AT four o’clock in the morning, bleary-eyed and exhausted, Ann Ballinger pulled over in an empty suburban street outside Glasgow. While the world was asleep, Ann sat in her car under orange street lights knowing that she was stretching herself to breaking point.
It was 2014, and Ann was on a marathon journey to Campbeltown and back where she had been speaking to a local group about independence. “I had to take a step-back for my own sanity,” she says. “I could have been out every day and night doing something … I was worried that if I didn’t do everything I could we would fail.
“I was a cog in the wheel but it was as important then as it is now that every cog does their very best. It [independence] is too important for everyone, so we have to do our best.”
READ MORE: An independent Scotland CAN stand on its own two feet
Ann, a retired teacher and trade unionist, is a dogged campaigner with the Scottish Campaign for Nuclear Disarmament (SCND) and for Scottish independence. She says: “When I retired in 2013 I had all this time on my hands. I had built up all these skills and knowledge over my life and needed to put it to use. So I started campaigning, and I haven’t stopped.”
For Ann, self-determination is the natural order for any nation: “A country ruling itself is basic common sense. The more you learn in life, the more you realise that any country has to be in control of its own destiny. I do some work with a clothes bank, and the people involved in these schemes, as well as food banks, do great work, but they shouldn’t have to. We deserve better.”
Before us is a choice and with that an opportunity to set ourselves on a path towards a better future. For the majority of Scots, Ann included, that means the removal of nuclear weapons from Faslane.
Ann says: “Last year, Peace Education Scotland invited Masashi Ieshima, a survivor of the Hiroshima bombing, to talk about his experiences. Worryingly, what happened then is still devastating lives today. We need to learn the lessons of the past.
“We took him to Loch Lomond, a place he had always dreamed of visiting – he was so happy. He told us how beautiful Scotland was and how lucky we were.”
As Ann recounts this story her face lights up, but her eyes are beginning to fill. The emotion is intense, lasting and potent.
She said: “If there was a significant accident at Faslane the entire central belt of Scotland would be wiped out and the effects of radiation would be felt as far north as Aberdeen. Removing Trident from Scotland is a step towards nuclear disarmament. The Scottish Government is very supportive but doesn’t have the power … we need that power.”
It is clear that what drives Ann’s desire and fight is that she cares deeply about making Scotland a better place. “I have three kids and three grandchildren,” she says. “I want them to grow up and flourish in a peaceful and fair society where there is no poverty or discrimination.
“I know this is difficult to achieve, but independence is truly a step in the right direction. How can someone in London know what’s best for Scotland? Scotland knows what’s best for Scotland.”

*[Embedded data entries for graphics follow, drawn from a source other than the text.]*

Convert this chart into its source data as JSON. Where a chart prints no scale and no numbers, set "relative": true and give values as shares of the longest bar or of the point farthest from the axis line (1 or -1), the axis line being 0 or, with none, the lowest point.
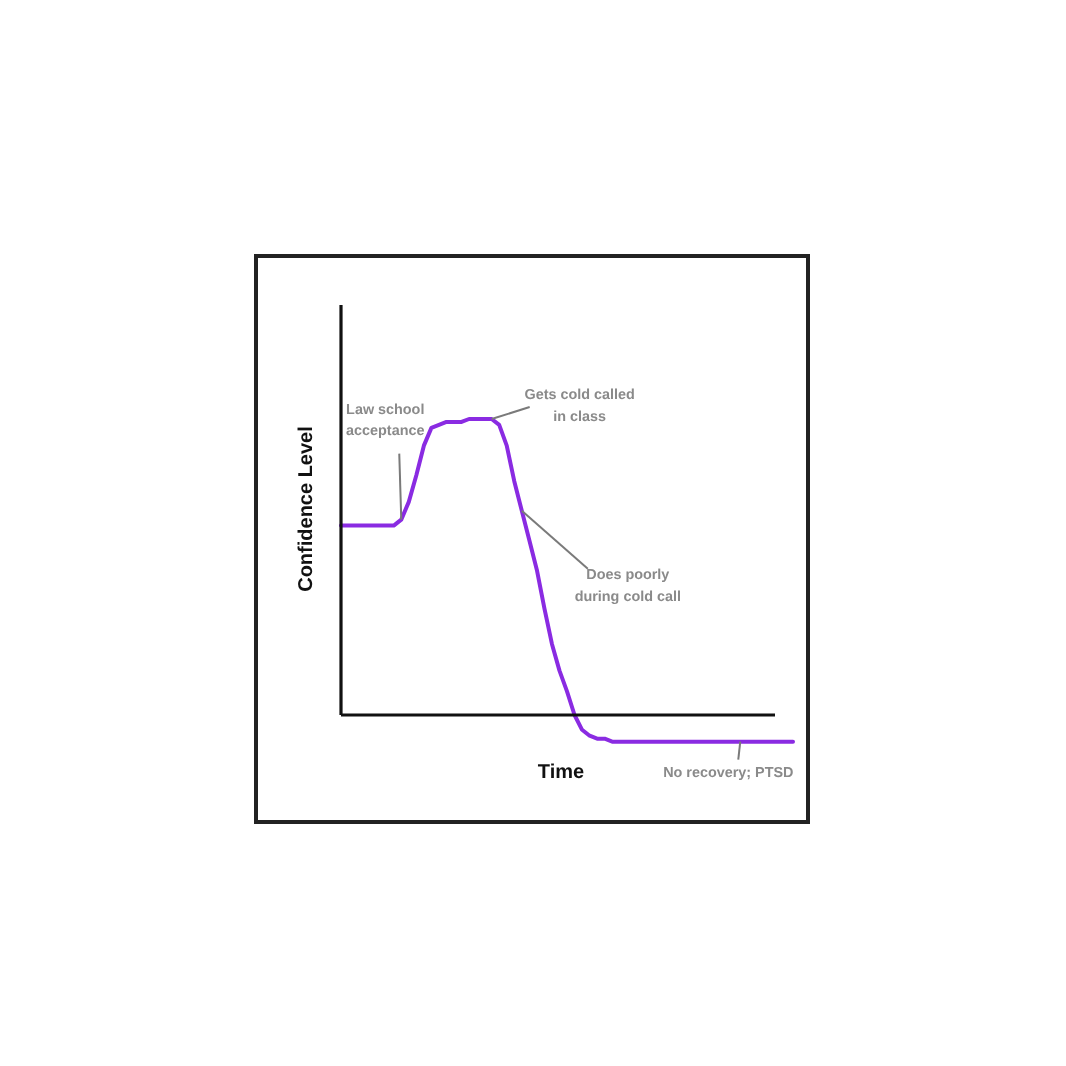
{
  "chart_data": {
    "type": "line",
    "relative": true,
    "xlabel": "Time",
    "ylabel": "Confidence Level",
    "line_style": "solid",
    "categories": [
      null,
      null,
      null,
      null,
      null,
      null,
      null,
      null,
      null,
      null,
      null,
      null,
      null,
      null,
      null,
      null,
      null,
      null,
      null,
      null,
      null,
      null,
      null,
      null,
      null,
      null,
      null,
      null,
      null,
      null,
      null,
      null,
      null,
      null,
      null,
      null,
      null,
      null,
      null,
      null,
      null,
      null,
      null,
      null,
      null,
      null,
      null,
      null,
      null,
      null,
      null,
      null,
      null,
      null,
      null,
      null,
      null,
      null,
      null,
      null,
      null
    ],
    "series": [
      {
        "color": "#8a2be2",
        "values": [
          0.64,
          0.64,
          0.64,
          0.64,
          0.64,
          0.64,
          0.64,
          0.64,
          0.66,
          0.72,
          0.81,
          0.91,
          0.97,
          0.98,
          0.99,
          0.99,
          0.99,
          1.0,
          1.0,
          1.0,
          1.0,
          0.98,
          0.91,
          0.79,
          0.69,
          0.59,
          0.49,
          0.36,
          0.24,
          0.15,
          0.08,
          0.0,
          -0.05,
          -0.07,
          -0.08,
          -0.08,
          -0.09,
          -0.09,
          -0.09,
          -0.09,
          -0.09,
          -0.09,
          -0.09,
          -0.09,
          -0.09,
          -0.09,
          -0.09,
          -0.09,
          -0.09,
          -0.09,
          -0.09,
          -0.09,
          -0.09,
          -0.09,
          -0.09,
          -0.09,
          -0.09,
          -0.09,
          -0.09,
          -0.09,
          -0.09
        ]
      }
    ],
    "annotations": [
      "Law school\nacceptance",
      "Gets cold called\nin class",
      "Does poorly\nduring cold call",
      "No recovery; PTSD"
    ]
  }
}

The strains of campaigning in 2014 took its toll, the weight of individual responsibility being a sign of close attachment to the cause, but the new campaign for independence is a different debate, in a different time, set in a different political landscape.
“The legacy of 2014 is that people are much more aware, informed and engaged. Hopefully people will be making an active decision about the future they want, not falling back on the status quo. If we want independence, we need to show what we’re capable of and what an independent Scotland will look like. We need to campaign now and get over our differences.”
Political differences were a part of growing up for Ann, with a communist miner father and mother who was brought up in a strict Brethren household, her parents’ love for each other belied their politics. Ann jokes: “They met when dad had just finished his national service in the Merchant Navy, so maybe mum had something for a man in uniform.”
It may have been this upbringing which has instilled a sense of openness in Ann’s approach to campaigning. “We need to talk, she says. “We need to talk and think about what we want our country to look like, what steps we need to take to get there, how this fits in with people’s lives and where we get the experience to make all this happen.”
It is by coming together, talking and deciding our collective future that we can discover the latent potential that arrives through the confidence gained from self-determination.
Like many other supporters of independence, Ann sees great opportunity within our grasp, not just on single (yet major) issues like Trident, but for all of society.
“I’m reminded of something I think Billy Connolly said and Jimmy Reid used in a speech regarding the social housing of the 1960s being like ‘deserts wi’ windaes’,” she says. “Inside all those high flats were thousands of people. Those people had the potential to be whoever they wanted to be; doctors, lawyers, scientists … but they weren’t given the opportunity to succeed. Are we really going to let this happen again?”